Il personaggio: Andrea Scanavino

Andrea ScanavinoCHI E’ ANDREA SCANAVINO
Nato a Ivrea (TO) 36 anni fa, Andrea è entrato a far parte della famiglia della Juventus nel 1999 con l’incarico di addetto al recupero degli infortunati. Aveva, pensate, solamente 26 anni. Ora, dieci anni dopo, è ancora al suo posto avendo accumulato nel frattempo una enorme conoscenza delle problematiche dei calciatori, raccogliendo valanghe di dati sia durante le varie preparazioni precampionato, sia per quanto riguarda l’aspetto degli infortuni che del recupero dagli stessi. Nell’ultimo decennio ha infatti collaborato attivamente con tutti i professionisti che si sono alternati: da Giampiero Ventrone (durante il doppio periodo di Marcello Lippi e con Carlo Ancelotti), fino ad Antonio Pintus durante la parentesi Didier Deschamps, passando per Massimo Neri ai tempi di Fabio Capello, per il professor Riccardo Capanna e infine tornare quest’anno con Neri.

COSA FA NELLA JUVENTUS
E’ il più giovane, ma al tempo stesso il “veterano” dello staff tecnico della prima squadra bianconera.

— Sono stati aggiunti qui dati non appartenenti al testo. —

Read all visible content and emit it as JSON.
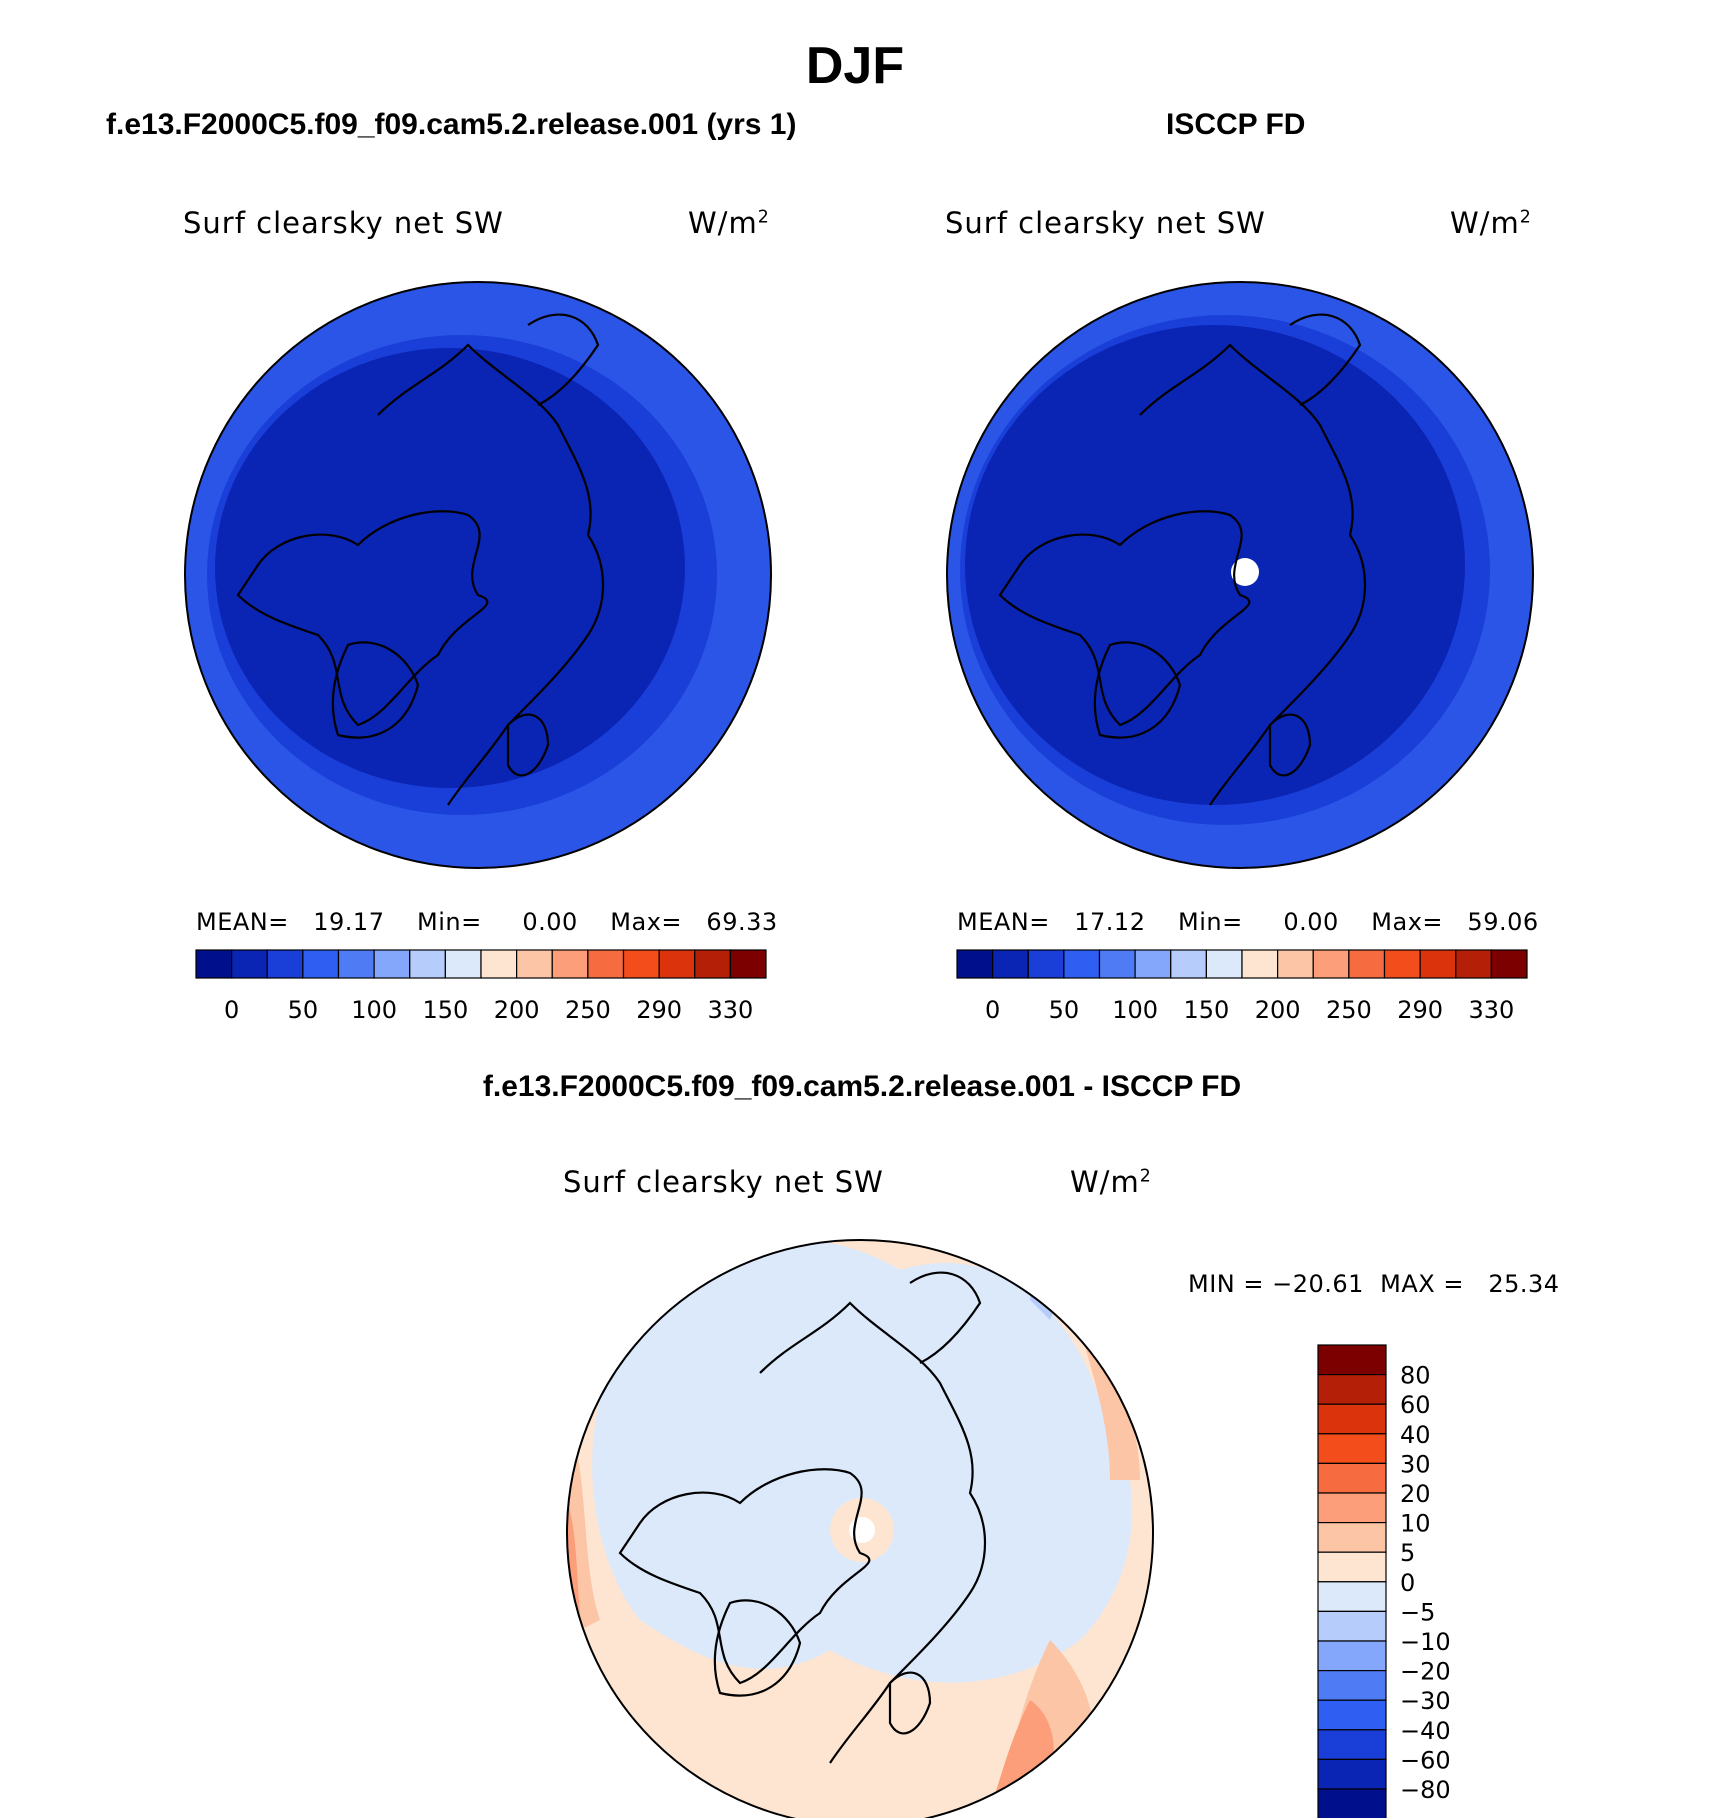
{
  "page_title": "DJF",
  "panels": [
    {
      "title": "f.e13.F2000C5.f09_f09.cam5.2.release.001 (yrs 1)",
      "variable": "Surf clearsky net SW",
      "units": "W/m",
      "units_exp": "2",
      "stats": {
        "mean_label": "MEAN=",
        "mean": "19.17",
        "min_label": "Min=",
        "min": "0.00",
        "max_label": "Max=",
        "max": "69.33"
      }
    },
    {
      "title": "ISCCP FD",
      "variable": "Surf clearsky net SW",
      "units": "W/m",
      "units_exp": "2",
      "stats": {
        "mean_label": "MEAN=",
        "mean": "17.12",
        "min_label": "Min=",
        "min": "0.00",
        "max_label": "Max=",
        "max": "59.06"
      }
    },
    {
      "title": "f.e13.F2000C5.f09_f09.cam5.2.release.001 - ISCCP FD",
      "variable": "Surf clearsky net SW",
      "units": "W/m",
      "units_exp": "2",
      "stats": {
        "text": "MIN = −20.61  MAX =   25.34"
      }
    }
  ],
  "colors": {
    "abs_scale": [
      "#000f8c",
      "#0a24b4",
      "#1a3fd8",
      "#2e5ef2",
      "#4f7bf5",
      "#84a6fb",
      "#b6cdfb",
      "#dbe9fb",
      "#fde5d2",
      "#fcc5a6",
      "#fb9e79",
      "#f76b40",
      "#f34d1b",
      "#db340d",
      "#b42007",
      "#7d0000"
    ],
    "diff_scale": [
      "#000f8c",
      "#0a24b4",
      "#1a3fd8",
      "#2e5ef2",
      "#4f7bf5",
      "#84a6fb",
      "#b6cdfb",
      "#dbe9fb",
      "#fde5d2",
      "#fcc5a6",
      "#fb9e79",
      "#f76b40",
      "#f34d1b",
      "#db340d",
      "#b42007",
      "#7d0000"
    ]
  },
  "chart_data": [
    {
      "type": "heatmap",
      "map": "north polar stereographic",
      "title": "Surf clearsky net SW",
      "units": "W/m2",
      "colorbar": {
        "orientation": "horizontal",
        "levels": [
          "0",
          "50",
          "100",
          "150",
          "200",
          "250",
          "290",
          "330"
        ]
      },
      "mean": 19.17,
      "min": 0.0,
      "max": 69.33
    },
    {
      "type": "heatmap",
      "map": "north polar stereographic",
      "title": "Surf clearsky net SW",
      "units": "W/m2",
      "colorbar": {
        "orientation": "horizontal",
        "levels": [
          "0",
          "50",
          "100",
          "150",
          "200",
          "250",
          "290",
          "330"
        ]
      },
      "mean": 17.12,
      "min": 0.0,
      "max": 59.06
    },
    {
      "type": "heatmap",
      "map": "north polar stereographic",
      "title": "Surf clearsky net SW",
      "units": "W/m2",
      "colorbar": {
        "orientation": "vertical",
        "levels": [
          "80",
          "60",
          "40",
          "30",
          "20",
          "10",
          "5",
          "0",
          "−5",
          "−10",
          "−20",
          "−30",
          "−40",
          "−60",
          "−80"
        ]
      },
      "min": -20.61,
      "max": 25.34
    }
  ]
}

Aiuterà perciò Massimo Neri nella preparazione atletica e il prof. Claudio Gaudino nella gestione degli infortunati, aggiornando i vari database che permetteranno di effettuare preparazioni personalizzate e gestire al meglio il recupero post-infortuni. Durante le soste delle Nazionali, inoltre, giuderà lui il gruppo di Juventini non convocati in giro per il mondo avendo Neri e Gaudino mantenuto i propri impegni rispettivamente con le Nazionali di Inghilterra e Italia.